Thursday, June 17, 2010

When We Call on the Bear

Elisha was on his way home after having cleansed the waters of Jericho. We find this incident recorded in 2 Kings 2:23-24. Most of us are quite vulnerable in the wake of successes like that. No wonder perhaps that Elisha then ran into a bunch of children who teased and mocked him. Those voices that we hear either in our heads or come from others are frequently quite childish in their approach, but nevertheless they sting and often hit home, that is, they reveal those areas where the truth still haven’t been established as an incontestable fact in our lives.


Many of us believe the lies the Devil has sold us about ourselves. We think we are found wanting; that there are areas of our lives that need a fix. We demote our tendencies, inclinations, doings and so forth as not Christ like. The plain truth is, however, that in Christ we have been released from all that. What we need is a renewal of the mind so that we can grasp who we are in Christ. Our imagined failings are residues of the thinking patterns we were so accustomed to when we ate from the tree to knowledge of good and evil.


It is in those times of afflictions God wants us to understand that we are not alone and that we are perfected in Christ.
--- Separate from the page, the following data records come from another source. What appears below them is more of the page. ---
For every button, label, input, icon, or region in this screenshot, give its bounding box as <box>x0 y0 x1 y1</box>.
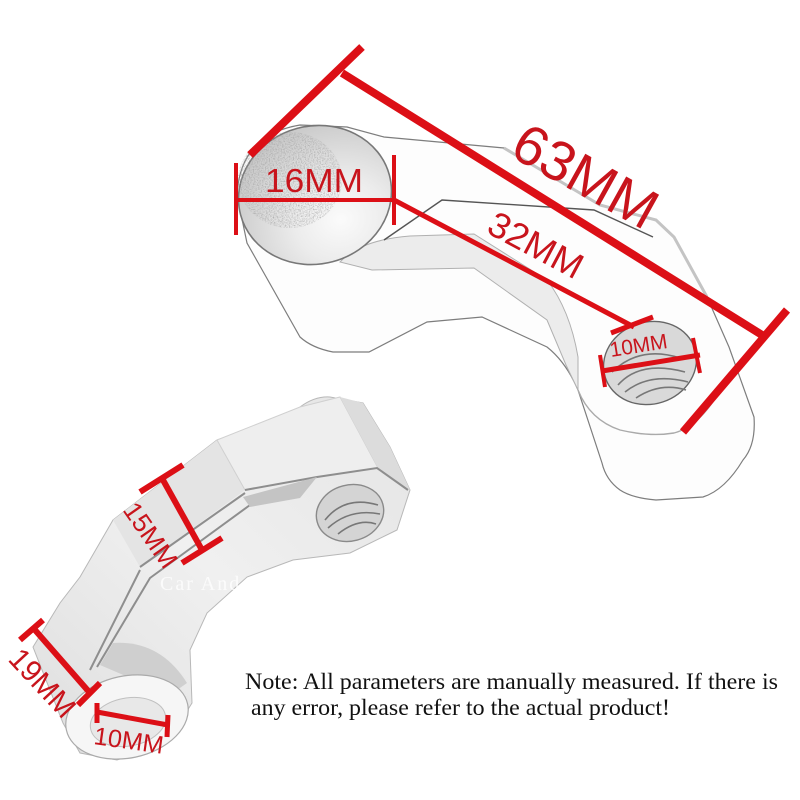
dimension: 15MM arm width: 15MM <box>117 496 184 574</box>
dimension: 19MM end height: 19MM <box>2 642 82 725</box>
dimension: 10MM end bore <box>92 703 168 760</box>
note text <box>245 669 778 720</box>
dimension: 32MM hole spacing <box>394 200 634 327</box>
top bracket illustration <box>223 108 754 500</box>
dimension: 10MM small bore top <box>600 317 700 387</box>
dimension: 63MM overall length <box>250 47 787 432</box>
bottom bracket threaded hole <box>310 477 390 549</box>
faint watermark text: Car And Motorcycle Accessory Parts Store <box>160 573 584 595</box>
dimension: 10MM small bore top: 10MM <box>608 330 669 362</box>
dimension: 19MM end height <box>2 620 100 725</box>
dimension: 10MM end bore: 10MM <box>92 722 165 760</box>
small threaded hole <box>593 309 707 417</box>
large round end face <box>223 108 407 282</box>
dimension: 15MM arm width <box>117 465 222 574</box>
dimension: 16MM large bore: 16MM <box>265 162 363 199</box>
bottom bracket illustration <box>33 397 410 770</box>
note text: any error, please refer to the actual product! <box>251 695 670 720</box>
note text: Note: All parameters are manually measured. If there is <box>245 669 778 694</box>
dimension: 32MM hole spacing: 32MM <box>481 203 591 287</box>
dimension: 63MM overall length: 63MM <box>502 110 669 241</box>
bottom bracket end face <box>58 664 196 770</box>
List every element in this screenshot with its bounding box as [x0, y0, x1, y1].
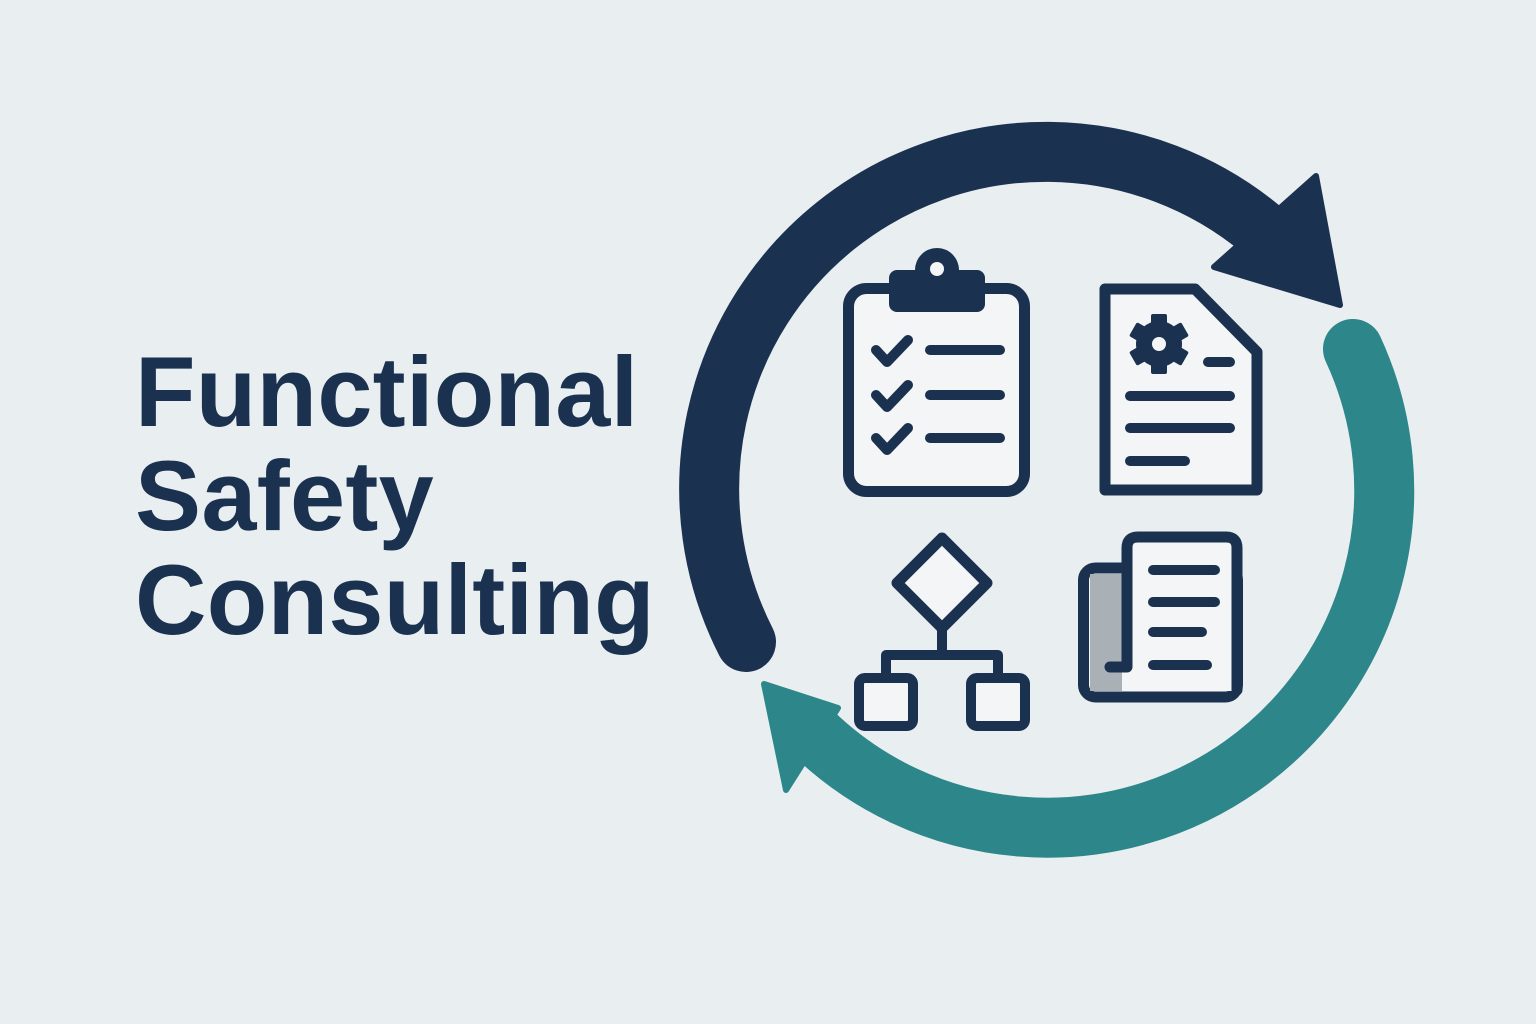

We are made whole once and for all. He is walking in the midst of our being when those voices come against us. Since Christ is in us, it is not only we, but also He that is under accusation. I am the first to admit that I think in terms of separation when those instances occur. I see myself as a lone island, left on my own to face the enemy’s fierce attacks on my faith.


However, that is not the truth. Christ in me is going through the same sufferings as I do. His invitation stands firm in the midst of the storm; “Come and take my yoke upon you.” That’s a magnificent image of the union life. Jesus carries the main burden in our union with Him. When He says that His yoke is easy it is on account of that our role is quite simply to rest in Him.


Our work is hence basically to leave the whole affair to God and watch Him rescue us. Elisha learned this secret through this incident. When he understood what was going on He called on two bears which efficiently killed those voices that haunted him. This was His testing time and He came out fixed in the union life, and his ministry soared with the most astounding miracles after He had been settled in who he was in God.


Since there is no separation in God and He is encountering the same problems as we do it should be quite clear that He is the one that has designed those things we face. If we say He has merely allowed them He is rendered in our consciousnesses as a passive spectator. That is not the case. He never slumbers nor sleeps, and His activity is not to our destruction, even though it sometimes feels that way. Of course He wants to shatter our illusion of independent-self, but the goal is to see us irrevocably fixed in the union with Him. Through all this He proves Himself to us as our total adequacy.